Вероятно, я все еще хмурился, когда входил в кабинет Черчилля. Должен признать, несмотря на мое мрачное настроение, комната на верхнем этаже действительно впечатляла. Когда Мейсон провел меня через тюдоровскую дверь, украшенную, как я впоследствии узнал, лепным архитравом, а затем беззвучно выскользнул в коридор и так же беззвучно закрыл за собой дверь, я посмотрел по сторонам и вверх. И вверх. Потолок явно разобрали, открыв свод из балок и стропил, которые казались такими же старыми, как сама Англия. Пол громадной комнаты был устлан выцветшими коврами, почти весь центр оставался пустым. Высокие стены занимали встроенные шкафы, забитые книгами (внизу я уже видел библиотеку, способную удовлетворить нужды всего населения не самого маленького города на американском Среднем Западе). В комнате также были несколько стульев и два низких письменных стола, в том числе из красного дерева, украшенный великолепной резьбой, с удобным мягким стулом, однако Черчилль стоял и что-то писал за высоким наклонным столом из старого, нелакированного дерева.

— Стол Дизраэли, — прорычал он. — Наши викторианские предшественники любили работать стоя. — Прикоснулся к испачканной чернилами наклонной крышке стола, словно лаская ее. — Разумеется, не настоящий стол Дизраэли. Его сделал для меня местный столяр.

Стоя в этой комнате в халате и тапочках, я чувствовал себя глупо. Но тут я заметил, что мистер Черчилль одет точно так же, как я. Шелковый халат поражал буйством красок — зеленой, золотой и алой. Слишком большие шлепанцы при ходьбе — он налил в стаканы две приличные порции виски — издавали шаркающий звук. Я взял стакан, но пить не стал.

Черчилль заметил, что я снова разглядываю высокие стропила и старинные картины на стенах.

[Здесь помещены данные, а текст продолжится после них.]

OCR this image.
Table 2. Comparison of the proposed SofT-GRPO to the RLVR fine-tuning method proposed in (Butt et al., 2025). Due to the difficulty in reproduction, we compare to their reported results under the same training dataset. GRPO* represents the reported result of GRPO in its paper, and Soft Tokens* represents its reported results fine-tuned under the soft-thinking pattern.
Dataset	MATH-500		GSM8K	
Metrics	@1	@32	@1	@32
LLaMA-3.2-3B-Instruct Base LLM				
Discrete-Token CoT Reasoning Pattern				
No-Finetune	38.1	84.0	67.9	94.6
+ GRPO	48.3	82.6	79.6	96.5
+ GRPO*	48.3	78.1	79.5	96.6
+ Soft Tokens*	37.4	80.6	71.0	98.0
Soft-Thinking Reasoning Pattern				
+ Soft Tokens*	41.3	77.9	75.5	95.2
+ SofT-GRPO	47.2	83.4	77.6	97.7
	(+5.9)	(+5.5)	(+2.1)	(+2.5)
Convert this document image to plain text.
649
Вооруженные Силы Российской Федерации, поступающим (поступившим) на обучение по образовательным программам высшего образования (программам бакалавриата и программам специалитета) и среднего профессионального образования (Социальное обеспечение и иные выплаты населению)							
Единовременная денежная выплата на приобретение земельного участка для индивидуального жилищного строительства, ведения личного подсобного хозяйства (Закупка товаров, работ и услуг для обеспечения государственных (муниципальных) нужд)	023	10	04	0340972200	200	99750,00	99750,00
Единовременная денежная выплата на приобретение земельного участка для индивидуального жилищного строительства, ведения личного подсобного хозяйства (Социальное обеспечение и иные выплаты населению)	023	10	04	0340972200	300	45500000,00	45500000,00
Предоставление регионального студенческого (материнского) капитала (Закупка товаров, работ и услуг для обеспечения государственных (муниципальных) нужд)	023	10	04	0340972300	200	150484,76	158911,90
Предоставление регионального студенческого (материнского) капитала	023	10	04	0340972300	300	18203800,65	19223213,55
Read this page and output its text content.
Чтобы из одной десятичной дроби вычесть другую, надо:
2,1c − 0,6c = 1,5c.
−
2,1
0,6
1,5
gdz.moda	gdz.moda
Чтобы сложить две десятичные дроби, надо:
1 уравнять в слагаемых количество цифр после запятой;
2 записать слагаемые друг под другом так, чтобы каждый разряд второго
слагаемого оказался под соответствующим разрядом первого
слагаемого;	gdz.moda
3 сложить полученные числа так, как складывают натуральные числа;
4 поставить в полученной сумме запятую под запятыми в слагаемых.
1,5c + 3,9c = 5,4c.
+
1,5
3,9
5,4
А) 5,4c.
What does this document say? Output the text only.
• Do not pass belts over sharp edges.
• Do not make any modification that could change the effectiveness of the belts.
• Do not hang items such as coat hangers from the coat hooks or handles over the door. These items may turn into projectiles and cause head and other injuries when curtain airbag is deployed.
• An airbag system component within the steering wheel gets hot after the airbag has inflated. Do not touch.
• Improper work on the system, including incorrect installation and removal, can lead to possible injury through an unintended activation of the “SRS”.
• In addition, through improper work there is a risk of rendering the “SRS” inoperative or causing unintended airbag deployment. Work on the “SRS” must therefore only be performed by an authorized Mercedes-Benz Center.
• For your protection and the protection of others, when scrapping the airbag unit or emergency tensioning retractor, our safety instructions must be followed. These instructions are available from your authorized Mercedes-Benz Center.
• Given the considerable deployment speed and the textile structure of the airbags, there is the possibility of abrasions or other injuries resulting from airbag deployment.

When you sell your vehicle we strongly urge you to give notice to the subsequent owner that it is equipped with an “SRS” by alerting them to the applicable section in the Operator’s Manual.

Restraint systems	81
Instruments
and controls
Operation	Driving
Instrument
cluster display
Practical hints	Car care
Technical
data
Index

— Оказалось, что это самая старая часть Чартвелла, — пророкотал Черчилль. — Датируется тысяча восемьдесят шестым годом, всего двадцатью годами позже битвы при Гастингсе. Здесь я пишу. Вам известно, что я зарабатываю на жизнь ремеслом писателя? В основном на исторические темы. Обычно я диктую кому-либо из секретарей, который хорошо владеет стенографией и успевает за мной. Сегодня, поскольку я работаю одновременно над двумя книгами, пришлось диктовать двум юным леди. Кроме того, у меня есть два помощника, мужчины. Вы должны были встретить их всех на лестнице.